Chapter summary
“The Devoted Actor” is a theoretical framework developed by a group of scholars and policymakers at ARTIS International – a nonprofit group that uses social science research to help resolve seemingly intractable political and cultural conflicts – to better understand the social and psychological mechanisms underlying people’s willingness to make costly sacrifices for a group and a cause. Our research indicates that when people act as “Devoted Actors,” they are deontic (i.e., duty-based) agents who mobilize for collective action to protect cherished values in ways that are dissociated from likely risks or rewards. Devoted actors represent a dimension of thought and behavior distinct from instrumental rationality in resisting material compromises over such values.
There is an evolutionary rationale to willingness to make costly sacrifices for the group, even fighting to the death and against all odds. Especially when a perceived outside threat to one’s primary reference group is very high, and survival prospects very low, then only if sufficiently many members of a group are endowed with such a willingness to extreme sacrifice can the group hope to parry stronger but less devoted enemies who are less committed to disregarding the costs of action. From an evolutionary perspective, collective actions such as hunting and fighting are vulnerable to defectors, hence difficult to initiate. But if some highly motivated individuals are willing to initiate activity, this may reduce the costs for others to join; and such an “advancement in the standard of morality and an increase in the number of well-endowed men … always ready to give aid to each other and to sacrifice themselves for the common good, would be victorious over other tribes.”
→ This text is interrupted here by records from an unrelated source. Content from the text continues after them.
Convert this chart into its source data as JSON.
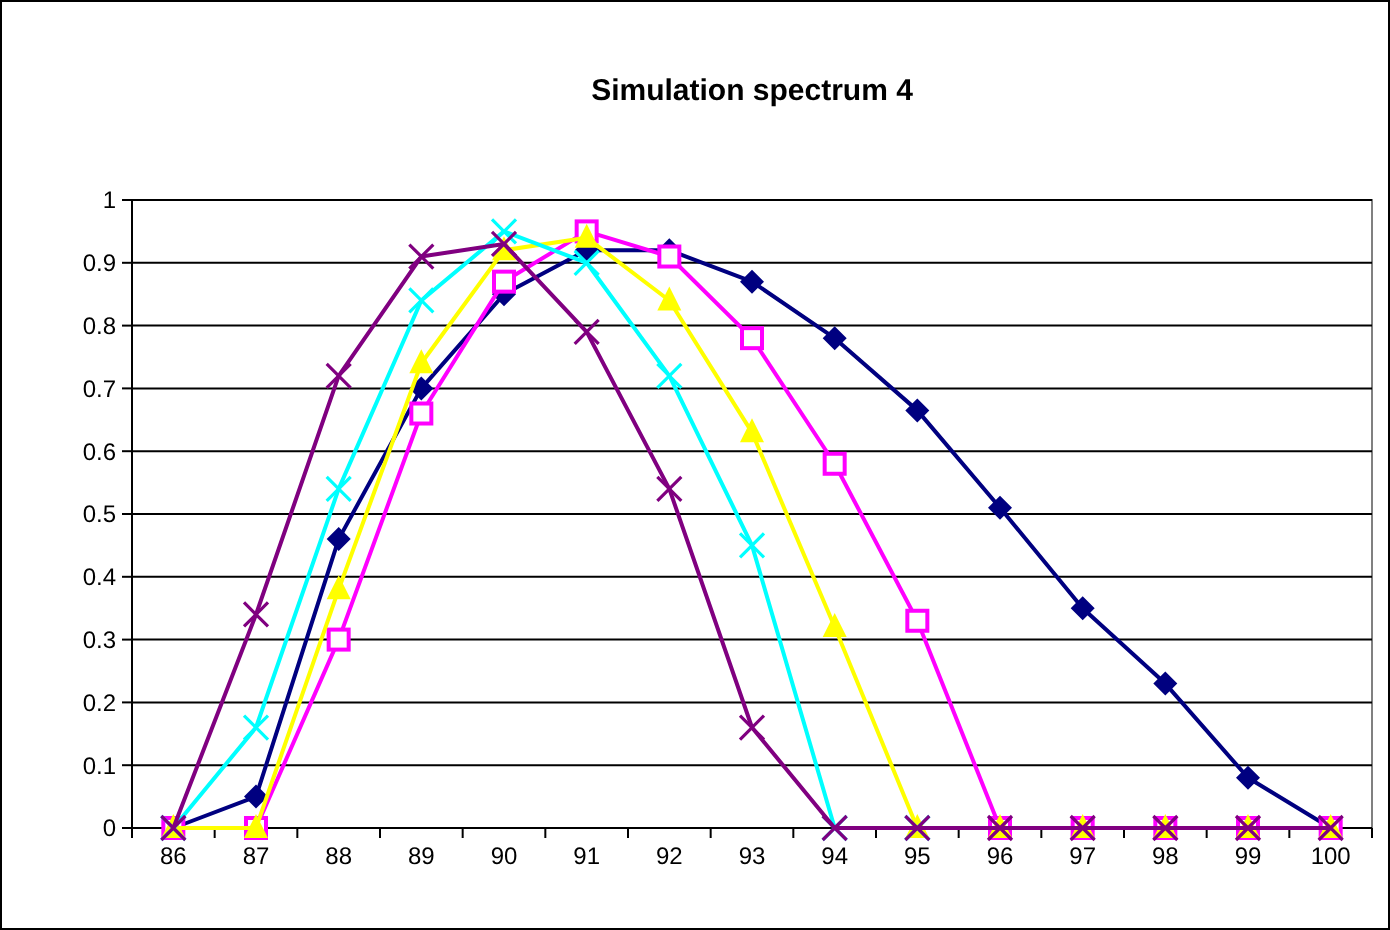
{
  "chart_data": {
    "type": "line",
    "title": "Simulation spectrum 4",
    "categories": [
      "86",
      "87",
      "88",
      "89",
      "90",
      "91",
      "92",
      "93",
      "94",
      "95",
      "96",
      "97",
      "98",
      "99",
      "100"
    ],
    "series": [
      {
        "color": "#000080",
        "marker": "diamond",
        "values": [
          0,
          0.05,
          0.46,
          0.7,
          0.85,
          0.92,
          0.92,
          0.87,
          0.78,
          0.665,
          0.51,
          0.35,
          0.23,
          0.08,
          0
        ]
      },
      {
        "color": "#ff00ff",
        "marker": "square",
        "values": [
          0,
          0,
          0.3,
          0.66,
          0.87,
          0.95,
          0.91,
          0.78,
          0.58,
          0.33,
          0,
          0,
          0,
          0,
          0
        ]
      },
      {
        "color": "#ffff00",
        "marker": "triangle",
        "values": [
          0,
          0,
          0.38,
          0.74,
          0.92,
          0.94,
          0.84,
          0.63,
          0.32,
          0,
          0,
          0,
          0,
          0,
          0
        ]
      },
      {
        "color": "#00ffff",
        "marker": "cross",
        "values": [
          0,
          0.16,
          0.54,
          0.84,
          0.95,
          0.9,
          0.72,
          0.45,
          0,
          0,
          null,
          null,
          null,
          null,
          null
        ]
      },
      {
        "color": "#800080",
        "marker": "cross",
        "values": [
          0,
          0.34,
          0.72,
          0.91,
          0.93,
          0.79,
          0.54,
          0.16,
          0,
          0,
          0,
          0,
          0,
          0,
          0
        ]
      }
    ],
    "ylim": [
      0,
      1
    ],
    "yticks": [
      0,
      0.1,
      0.2,
      0.3,
      0.4,
      0.5,
      0.6,
      0.7,
      0.8,
      0.9,
      1
    ],
    "grid": "y"
  }
}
The Devoted Actor Framework integrates two hitherto independent research programs in cognitive theory, “sacred values” and “identity fusion,” while drawing on key insights from sociologicaland anthropological analyses of religion and community. Sacred values (SVs) are nonnegotiable preferences whose defense compels actions beyond evident reason; that is, regardless of calculable costs and consequences. Identity fusion occurs when personal and group identities collapse into a unique identity to generate a collective sense of invincibility and special destiny. These two programs account for different aspects of intractable intergroup conflicts; however, here I argue that SVs and identity fusion interact to produce willingness to make costly sacrifices for a primary reference group, even unto death, and the sacrifice of the totality of self-interests.